Warning: personal post! Yes, it's about relationships and you are probably wondering why I am writing and posting something so personal to me. The reason? I want to be real. And I know that with being real, comes vulnerability and honestly, I am scared - so please be nice. I have wanted to post this for a while, but I have never known if it is right or if it will actually help someone. I want to show anyone that may be reading this that relationships - whether it be with a friend, a significant other or a family member - ALL come with road bumps. I want to encourage you to take a step back and re-evaluate the situation in its entirety, not just from your perspective. So here goes...
It has taken me almost six years to realise that my happiness should not be hindered by the words or actions of other people. It also should not be wholly dependent on someone else, regardless of how close they are to you. It's not worth it, trust me. I did just that for almost four years. My first relationship began when I was fifteen and lasted three and half years with a four-month break somewhere in the second half. To say it was easy would be a lie. We may have dated a long time, but it was the fact that I had made him the biggest part of my life that was the problem. He was number one and over everything else in my life, he came first. As sweet and lovely as that sounds, it's not. Putting other people on a pedestal is dangerous and opens up a lot of space to get hurt.
It has been almost a year since that relationship ended and holy heck, those following months were the hardest, most painful months I have experienced so far. In hindsight though, I have learnt a lot. I have learnt that a relationship works two ways and you both need to be putting in equal effort. I have learnt that being completely open, honest and real with one another is crucial to communicating how you are feeling. I have learnt that other people don't define your worth and that there are people out there who love reminding you that you are beautiful, special and valued. I have realised that for all that time, I had been putting the wrong thing first. God needed to be first in my life and I had my priorities out of line for way too long. It is so incredibly important to not put worldly things on a pedestal. Love them, love it, love whatever the thing is that is so special to you - but never, ever put it before God.
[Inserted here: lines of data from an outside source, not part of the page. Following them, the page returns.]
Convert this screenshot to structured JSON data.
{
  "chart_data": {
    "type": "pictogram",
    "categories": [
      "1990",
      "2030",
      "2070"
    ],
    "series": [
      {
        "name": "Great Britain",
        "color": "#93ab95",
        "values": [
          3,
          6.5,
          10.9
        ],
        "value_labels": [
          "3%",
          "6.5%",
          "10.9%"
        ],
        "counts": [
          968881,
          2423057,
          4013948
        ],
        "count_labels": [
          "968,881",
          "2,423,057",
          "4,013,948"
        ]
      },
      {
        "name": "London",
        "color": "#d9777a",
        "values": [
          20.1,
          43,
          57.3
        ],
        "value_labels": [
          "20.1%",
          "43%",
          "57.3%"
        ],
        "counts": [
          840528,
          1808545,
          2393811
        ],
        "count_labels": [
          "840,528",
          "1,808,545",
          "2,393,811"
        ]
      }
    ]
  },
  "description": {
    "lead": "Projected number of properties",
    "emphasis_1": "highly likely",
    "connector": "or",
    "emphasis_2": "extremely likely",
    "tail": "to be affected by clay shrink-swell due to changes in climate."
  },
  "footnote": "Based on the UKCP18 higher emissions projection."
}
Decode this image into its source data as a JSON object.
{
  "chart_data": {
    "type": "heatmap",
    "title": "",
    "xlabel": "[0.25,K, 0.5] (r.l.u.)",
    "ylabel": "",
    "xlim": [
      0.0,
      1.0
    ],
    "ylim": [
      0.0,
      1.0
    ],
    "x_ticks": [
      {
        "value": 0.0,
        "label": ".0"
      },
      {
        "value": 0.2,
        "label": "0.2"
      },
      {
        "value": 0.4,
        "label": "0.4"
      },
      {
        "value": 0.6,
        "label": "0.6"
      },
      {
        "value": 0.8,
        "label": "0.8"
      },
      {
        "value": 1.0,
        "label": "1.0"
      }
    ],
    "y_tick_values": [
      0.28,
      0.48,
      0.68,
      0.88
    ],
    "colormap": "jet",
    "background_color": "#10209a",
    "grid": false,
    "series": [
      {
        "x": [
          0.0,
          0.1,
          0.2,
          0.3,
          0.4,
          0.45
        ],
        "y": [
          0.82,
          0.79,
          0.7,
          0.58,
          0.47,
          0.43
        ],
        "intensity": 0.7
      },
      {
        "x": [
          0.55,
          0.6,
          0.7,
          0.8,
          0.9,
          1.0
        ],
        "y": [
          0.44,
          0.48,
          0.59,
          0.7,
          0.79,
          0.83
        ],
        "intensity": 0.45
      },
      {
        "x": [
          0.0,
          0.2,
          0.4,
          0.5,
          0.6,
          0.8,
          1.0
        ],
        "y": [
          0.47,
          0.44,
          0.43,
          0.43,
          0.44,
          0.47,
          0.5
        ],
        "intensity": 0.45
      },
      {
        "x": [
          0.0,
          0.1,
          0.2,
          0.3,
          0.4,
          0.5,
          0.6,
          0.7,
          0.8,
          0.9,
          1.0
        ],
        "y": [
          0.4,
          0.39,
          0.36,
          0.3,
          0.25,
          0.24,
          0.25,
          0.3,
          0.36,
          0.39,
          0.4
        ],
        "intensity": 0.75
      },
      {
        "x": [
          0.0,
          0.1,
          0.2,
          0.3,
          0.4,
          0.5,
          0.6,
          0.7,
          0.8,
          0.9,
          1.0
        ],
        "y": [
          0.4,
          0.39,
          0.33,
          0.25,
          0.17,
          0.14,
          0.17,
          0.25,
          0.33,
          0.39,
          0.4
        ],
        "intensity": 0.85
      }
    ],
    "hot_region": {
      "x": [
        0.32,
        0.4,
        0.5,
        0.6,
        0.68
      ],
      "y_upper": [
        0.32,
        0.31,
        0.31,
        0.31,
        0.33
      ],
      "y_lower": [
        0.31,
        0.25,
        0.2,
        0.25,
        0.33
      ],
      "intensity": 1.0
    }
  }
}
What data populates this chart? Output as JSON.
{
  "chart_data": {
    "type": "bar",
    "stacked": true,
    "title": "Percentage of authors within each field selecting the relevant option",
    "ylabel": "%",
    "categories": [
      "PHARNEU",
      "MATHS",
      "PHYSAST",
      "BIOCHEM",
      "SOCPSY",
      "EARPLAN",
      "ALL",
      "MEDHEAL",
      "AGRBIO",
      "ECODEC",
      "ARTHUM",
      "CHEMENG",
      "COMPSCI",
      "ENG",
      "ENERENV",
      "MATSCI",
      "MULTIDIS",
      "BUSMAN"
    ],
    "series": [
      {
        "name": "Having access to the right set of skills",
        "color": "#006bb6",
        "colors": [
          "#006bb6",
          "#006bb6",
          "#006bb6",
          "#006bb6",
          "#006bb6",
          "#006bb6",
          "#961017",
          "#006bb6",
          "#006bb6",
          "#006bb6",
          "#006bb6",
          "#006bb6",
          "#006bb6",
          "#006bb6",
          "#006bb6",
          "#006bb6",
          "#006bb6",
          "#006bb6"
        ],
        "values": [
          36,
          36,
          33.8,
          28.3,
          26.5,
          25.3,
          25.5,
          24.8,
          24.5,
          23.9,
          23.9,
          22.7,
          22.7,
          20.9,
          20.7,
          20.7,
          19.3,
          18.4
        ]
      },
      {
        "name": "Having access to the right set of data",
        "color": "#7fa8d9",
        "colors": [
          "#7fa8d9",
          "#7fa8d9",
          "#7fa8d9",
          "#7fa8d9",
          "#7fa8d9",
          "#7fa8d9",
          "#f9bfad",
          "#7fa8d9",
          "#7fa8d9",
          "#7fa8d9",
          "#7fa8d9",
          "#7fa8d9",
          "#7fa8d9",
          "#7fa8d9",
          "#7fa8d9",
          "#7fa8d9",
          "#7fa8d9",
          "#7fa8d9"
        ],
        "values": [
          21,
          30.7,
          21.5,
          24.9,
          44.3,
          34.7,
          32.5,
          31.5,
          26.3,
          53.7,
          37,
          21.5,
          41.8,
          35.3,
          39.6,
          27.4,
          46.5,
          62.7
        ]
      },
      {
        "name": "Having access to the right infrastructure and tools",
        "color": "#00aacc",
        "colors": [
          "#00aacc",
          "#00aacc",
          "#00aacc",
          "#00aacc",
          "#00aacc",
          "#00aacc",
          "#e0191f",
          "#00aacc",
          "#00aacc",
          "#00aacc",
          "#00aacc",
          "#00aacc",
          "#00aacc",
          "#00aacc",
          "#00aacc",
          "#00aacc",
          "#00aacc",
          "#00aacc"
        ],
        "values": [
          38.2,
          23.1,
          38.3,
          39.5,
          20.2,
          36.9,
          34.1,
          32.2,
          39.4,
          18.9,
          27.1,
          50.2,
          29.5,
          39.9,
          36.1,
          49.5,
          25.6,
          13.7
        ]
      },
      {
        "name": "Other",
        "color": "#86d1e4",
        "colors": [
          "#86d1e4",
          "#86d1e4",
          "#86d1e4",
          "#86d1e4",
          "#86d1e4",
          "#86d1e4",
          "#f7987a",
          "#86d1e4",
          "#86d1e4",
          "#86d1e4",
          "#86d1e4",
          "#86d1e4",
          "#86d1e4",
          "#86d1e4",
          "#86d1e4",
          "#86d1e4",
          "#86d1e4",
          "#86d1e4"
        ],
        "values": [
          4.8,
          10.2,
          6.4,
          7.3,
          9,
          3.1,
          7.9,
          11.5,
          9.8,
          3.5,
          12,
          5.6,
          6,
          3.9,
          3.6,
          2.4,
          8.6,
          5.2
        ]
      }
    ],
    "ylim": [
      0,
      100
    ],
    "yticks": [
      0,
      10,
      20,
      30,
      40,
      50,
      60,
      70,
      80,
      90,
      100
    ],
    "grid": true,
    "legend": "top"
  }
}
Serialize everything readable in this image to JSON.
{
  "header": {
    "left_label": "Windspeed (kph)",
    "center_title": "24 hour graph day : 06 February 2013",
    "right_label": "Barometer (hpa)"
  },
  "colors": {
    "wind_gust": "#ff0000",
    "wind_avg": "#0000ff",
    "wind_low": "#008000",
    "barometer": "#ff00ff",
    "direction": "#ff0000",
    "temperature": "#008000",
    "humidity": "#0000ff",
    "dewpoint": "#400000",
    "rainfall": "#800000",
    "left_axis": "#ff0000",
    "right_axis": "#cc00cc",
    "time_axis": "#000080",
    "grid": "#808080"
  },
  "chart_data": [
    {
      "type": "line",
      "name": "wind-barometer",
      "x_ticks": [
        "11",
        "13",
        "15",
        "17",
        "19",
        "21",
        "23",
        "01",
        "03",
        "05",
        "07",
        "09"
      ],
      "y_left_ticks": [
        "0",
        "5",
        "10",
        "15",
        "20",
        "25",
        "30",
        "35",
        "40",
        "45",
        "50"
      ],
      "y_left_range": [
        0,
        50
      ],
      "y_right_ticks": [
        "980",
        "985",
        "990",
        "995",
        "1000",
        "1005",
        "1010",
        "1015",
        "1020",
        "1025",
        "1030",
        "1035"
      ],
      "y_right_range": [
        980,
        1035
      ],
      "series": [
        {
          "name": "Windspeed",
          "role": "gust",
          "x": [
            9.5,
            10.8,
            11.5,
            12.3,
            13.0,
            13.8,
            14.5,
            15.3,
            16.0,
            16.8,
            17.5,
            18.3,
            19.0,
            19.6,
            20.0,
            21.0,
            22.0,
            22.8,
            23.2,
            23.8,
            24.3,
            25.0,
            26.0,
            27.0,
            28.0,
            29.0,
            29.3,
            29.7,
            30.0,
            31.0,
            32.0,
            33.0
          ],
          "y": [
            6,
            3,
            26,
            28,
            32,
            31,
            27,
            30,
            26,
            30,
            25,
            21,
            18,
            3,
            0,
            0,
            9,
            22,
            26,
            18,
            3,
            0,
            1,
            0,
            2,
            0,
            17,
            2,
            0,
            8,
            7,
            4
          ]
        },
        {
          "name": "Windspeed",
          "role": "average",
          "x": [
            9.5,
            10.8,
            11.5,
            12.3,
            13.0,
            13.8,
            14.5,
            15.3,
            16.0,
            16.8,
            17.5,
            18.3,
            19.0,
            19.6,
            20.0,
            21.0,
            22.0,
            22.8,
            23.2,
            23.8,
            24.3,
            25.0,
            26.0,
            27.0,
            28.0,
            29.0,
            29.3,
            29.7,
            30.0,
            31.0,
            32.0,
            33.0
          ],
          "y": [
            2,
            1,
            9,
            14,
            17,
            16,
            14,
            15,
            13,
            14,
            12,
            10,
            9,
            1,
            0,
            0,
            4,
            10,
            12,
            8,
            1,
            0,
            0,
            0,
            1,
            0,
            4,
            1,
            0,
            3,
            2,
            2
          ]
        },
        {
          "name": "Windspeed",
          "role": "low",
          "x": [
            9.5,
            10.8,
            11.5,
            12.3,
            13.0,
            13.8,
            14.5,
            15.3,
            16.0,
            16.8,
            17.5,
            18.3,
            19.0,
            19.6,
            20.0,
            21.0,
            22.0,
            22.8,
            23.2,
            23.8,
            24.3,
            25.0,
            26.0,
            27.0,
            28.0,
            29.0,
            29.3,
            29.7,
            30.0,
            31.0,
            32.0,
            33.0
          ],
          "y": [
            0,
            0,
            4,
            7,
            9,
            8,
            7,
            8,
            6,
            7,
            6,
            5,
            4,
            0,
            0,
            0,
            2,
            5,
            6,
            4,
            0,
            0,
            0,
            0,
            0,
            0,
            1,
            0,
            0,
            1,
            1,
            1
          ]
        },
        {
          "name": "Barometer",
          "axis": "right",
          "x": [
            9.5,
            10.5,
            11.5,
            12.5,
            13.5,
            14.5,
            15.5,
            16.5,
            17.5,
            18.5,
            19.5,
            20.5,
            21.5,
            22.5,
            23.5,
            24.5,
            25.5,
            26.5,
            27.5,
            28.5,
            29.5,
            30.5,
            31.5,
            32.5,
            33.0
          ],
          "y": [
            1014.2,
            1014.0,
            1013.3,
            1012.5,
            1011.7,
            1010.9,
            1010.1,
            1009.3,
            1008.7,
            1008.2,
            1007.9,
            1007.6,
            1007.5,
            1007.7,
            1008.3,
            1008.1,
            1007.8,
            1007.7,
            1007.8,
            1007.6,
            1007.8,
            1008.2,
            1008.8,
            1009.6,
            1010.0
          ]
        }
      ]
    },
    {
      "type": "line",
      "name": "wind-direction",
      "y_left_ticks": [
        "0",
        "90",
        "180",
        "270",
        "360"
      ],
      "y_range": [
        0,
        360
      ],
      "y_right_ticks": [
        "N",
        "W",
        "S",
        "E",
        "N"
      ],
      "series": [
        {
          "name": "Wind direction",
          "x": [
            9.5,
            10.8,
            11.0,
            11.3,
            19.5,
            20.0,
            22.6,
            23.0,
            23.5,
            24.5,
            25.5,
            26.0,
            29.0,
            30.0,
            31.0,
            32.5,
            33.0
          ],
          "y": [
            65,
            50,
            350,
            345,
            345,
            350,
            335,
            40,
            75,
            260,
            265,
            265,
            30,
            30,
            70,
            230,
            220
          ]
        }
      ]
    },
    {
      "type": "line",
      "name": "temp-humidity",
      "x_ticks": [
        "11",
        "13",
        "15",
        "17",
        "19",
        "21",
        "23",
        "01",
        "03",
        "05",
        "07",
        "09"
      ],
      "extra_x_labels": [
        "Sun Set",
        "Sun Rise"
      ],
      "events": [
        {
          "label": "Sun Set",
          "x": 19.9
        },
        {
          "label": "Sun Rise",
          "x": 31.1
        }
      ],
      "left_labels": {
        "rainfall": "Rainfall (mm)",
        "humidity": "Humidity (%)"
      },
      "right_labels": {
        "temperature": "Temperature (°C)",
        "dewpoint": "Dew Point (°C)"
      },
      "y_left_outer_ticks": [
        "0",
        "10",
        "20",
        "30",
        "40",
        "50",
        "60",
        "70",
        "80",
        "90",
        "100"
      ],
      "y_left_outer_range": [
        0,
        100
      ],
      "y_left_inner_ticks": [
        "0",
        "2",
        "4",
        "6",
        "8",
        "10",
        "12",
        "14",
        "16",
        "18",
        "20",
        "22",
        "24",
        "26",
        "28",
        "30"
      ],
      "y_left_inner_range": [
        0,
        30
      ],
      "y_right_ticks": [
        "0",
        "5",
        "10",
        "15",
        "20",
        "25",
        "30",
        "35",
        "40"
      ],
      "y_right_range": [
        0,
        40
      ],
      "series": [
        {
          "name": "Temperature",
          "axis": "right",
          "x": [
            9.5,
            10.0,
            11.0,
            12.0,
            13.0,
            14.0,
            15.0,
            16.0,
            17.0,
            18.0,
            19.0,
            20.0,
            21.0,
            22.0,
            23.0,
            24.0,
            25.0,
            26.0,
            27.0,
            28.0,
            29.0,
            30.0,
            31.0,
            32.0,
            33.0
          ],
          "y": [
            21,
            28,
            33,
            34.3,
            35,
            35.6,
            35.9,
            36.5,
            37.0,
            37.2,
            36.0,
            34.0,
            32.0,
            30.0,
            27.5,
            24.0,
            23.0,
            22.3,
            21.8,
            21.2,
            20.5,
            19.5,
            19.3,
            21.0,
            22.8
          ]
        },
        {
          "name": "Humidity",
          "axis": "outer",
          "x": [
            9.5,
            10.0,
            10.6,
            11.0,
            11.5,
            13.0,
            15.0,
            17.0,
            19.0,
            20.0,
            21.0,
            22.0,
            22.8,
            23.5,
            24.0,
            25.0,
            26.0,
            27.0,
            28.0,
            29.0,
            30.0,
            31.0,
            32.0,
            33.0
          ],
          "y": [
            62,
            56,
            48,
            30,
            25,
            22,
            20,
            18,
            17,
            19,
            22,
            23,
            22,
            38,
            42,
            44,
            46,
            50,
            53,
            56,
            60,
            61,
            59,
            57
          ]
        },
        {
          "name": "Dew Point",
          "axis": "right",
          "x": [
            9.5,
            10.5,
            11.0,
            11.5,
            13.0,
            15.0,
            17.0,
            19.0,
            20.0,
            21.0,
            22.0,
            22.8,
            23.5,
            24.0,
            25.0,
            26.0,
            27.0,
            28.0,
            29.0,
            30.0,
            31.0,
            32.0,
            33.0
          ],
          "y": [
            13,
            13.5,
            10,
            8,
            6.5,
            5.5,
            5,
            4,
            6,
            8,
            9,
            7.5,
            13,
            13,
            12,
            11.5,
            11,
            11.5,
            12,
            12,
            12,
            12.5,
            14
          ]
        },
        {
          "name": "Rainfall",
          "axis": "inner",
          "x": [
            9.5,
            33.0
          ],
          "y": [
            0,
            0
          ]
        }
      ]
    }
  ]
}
I guess as cliche as it sounds, you not only learn how to become stronger through heartache, but you also learn that life goes on - and that is exactly what happened. Life went on and I have moved on with a whole new perspective toward all forms of relationships regardless of who they are with.
Right now, as I sit here finishing off this post, I can confidently say that it has not been easy getting to this point, but I am so incredibly grateful and genuinely happy. So take it from me: your happiness is just that - yours. Avoid letting other people completely influence how you are feeling. If you are upset, be upset. If you are feeling on top of the world, then share that positive energy with those around you. But no matter what, you should never have to justify the way you are feeling to anyone (been there, done that and *yawn* waste of time). Just do you!